Something like this could work (without going for an alternate approach such as Unions or sub-selects):

    SELECT a.name, ISNULL(SUM(s.price), 0.0) FROM authors a
    INNER JOIN books b ON (a.id=b.author_id)
    LEFT OUTER JOIN sales s ON (b.id = s.book_id)
    GROUP BY a.name, s.date
    HAVING (ISNULL(s.date, '20131101') >= '20131101' AND ISNULL(s.date, '20131101') <= '20131130')
Edit: Actually might be better to keep the null in the results like the original query. It's definitely better to know whether a book sold 1000 copies for $0.00 each or if no copies were sold.


Instead of the Left Outer Join, couldn't you also make it an Inner Join to S.BOOK_ID? The question, if I read it correctly, only requires you to return sales in Nov 2013. If there is no data for a book_id, you want to exclude it from your returned data, no?


I would imagine it is up to interpretation.
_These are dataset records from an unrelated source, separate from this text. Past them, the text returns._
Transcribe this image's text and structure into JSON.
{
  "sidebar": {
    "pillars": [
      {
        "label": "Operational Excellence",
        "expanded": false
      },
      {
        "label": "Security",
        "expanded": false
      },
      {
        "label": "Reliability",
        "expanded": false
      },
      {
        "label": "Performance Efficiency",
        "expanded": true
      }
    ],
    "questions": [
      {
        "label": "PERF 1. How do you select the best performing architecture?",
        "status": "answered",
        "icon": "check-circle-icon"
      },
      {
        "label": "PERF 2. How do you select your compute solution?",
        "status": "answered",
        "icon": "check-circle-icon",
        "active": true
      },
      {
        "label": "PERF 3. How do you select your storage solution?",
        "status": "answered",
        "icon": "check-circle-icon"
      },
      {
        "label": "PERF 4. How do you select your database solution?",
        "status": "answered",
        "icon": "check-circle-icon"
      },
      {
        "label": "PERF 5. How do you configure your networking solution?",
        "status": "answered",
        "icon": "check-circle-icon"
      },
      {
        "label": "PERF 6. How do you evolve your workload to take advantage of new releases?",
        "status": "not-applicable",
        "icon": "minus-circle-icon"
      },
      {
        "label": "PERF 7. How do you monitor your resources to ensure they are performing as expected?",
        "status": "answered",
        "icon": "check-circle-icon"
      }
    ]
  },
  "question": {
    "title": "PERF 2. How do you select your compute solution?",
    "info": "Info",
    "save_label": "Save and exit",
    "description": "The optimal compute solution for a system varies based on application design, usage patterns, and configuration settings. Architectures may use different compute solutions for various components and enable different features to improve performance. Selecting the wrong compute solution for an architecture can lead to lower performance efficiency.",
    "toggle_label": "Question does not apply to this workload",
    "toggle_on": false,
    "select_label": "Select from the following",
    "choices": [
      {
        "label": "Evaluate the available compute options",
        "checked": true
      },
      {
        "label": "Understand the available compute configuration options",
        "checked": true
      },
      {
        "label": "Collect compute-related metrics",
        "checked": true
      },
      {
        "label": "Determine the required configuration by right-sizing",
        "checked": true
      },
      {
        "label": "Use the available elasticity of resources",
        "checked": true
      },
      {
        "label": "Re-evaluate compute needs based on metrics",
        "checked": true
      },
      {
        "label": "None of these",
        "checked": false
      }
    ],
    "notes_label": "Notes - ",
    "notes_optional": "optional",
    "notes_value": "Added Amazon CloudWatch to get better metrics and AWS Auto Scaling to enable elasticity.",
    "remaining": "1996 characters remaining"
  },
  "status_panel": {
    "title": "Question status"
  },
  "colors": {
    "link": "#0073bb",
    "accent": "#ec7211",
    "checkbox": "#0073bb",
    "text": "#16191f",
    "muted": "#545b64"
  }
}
It would probably be a good thing to ask the interviewer about to show that you are thinking about edge cases.

If it were me, I'd prefer to see those that made no sales based on the question. I guess if I didn't want to see them, I would ask for "where sales are greater than $0.00".


s.date is not a group column and a.name seems like a bad PK


My solution:

    SELECT authors.name, SUM(sales.price) FROM authors
      INNER JOIN books ON authors.id = books.author_id
      INNER JOIN sales ON books.id = sales.book_id
      WHERE sales.date >= Nov 2013 AND sales.date < Dec 2013
      GROUP BY authors.name
Although a coworker pointed out that inner joins would drop authors who haven't written books, and books that have no sales. If you want to include all of those, then use LEFT OUTER JOIN instead of INNER JOINs.


I think the fact that all solutions posted so far are broken and even repeat bugs I already pointed out validates this as a useful FizzBuzz test :-)


By "total sales", do you mean number sold or revenue?


I wonder if that could be part of the assessment, to tell if the candidate is likely to verify uncertainties or make assumptions.


Now that you mention it, probably so.


I mean total revenue, but I leave it unspecified in the hope that someone will ask for clarification. Same with if they should include authors with no sales during the time period.

I like this question because the base query, however you interpret the unclear parts, is easy, but it still allows candidates to impress me by asking about the "edge" cases. And even if they just makes assumptions, I can still ask them to do the other versions to see if they really know what they're talking about. I'm always amazed at how many people can't convert an inner join to a left join, or can't change a sum() to a count().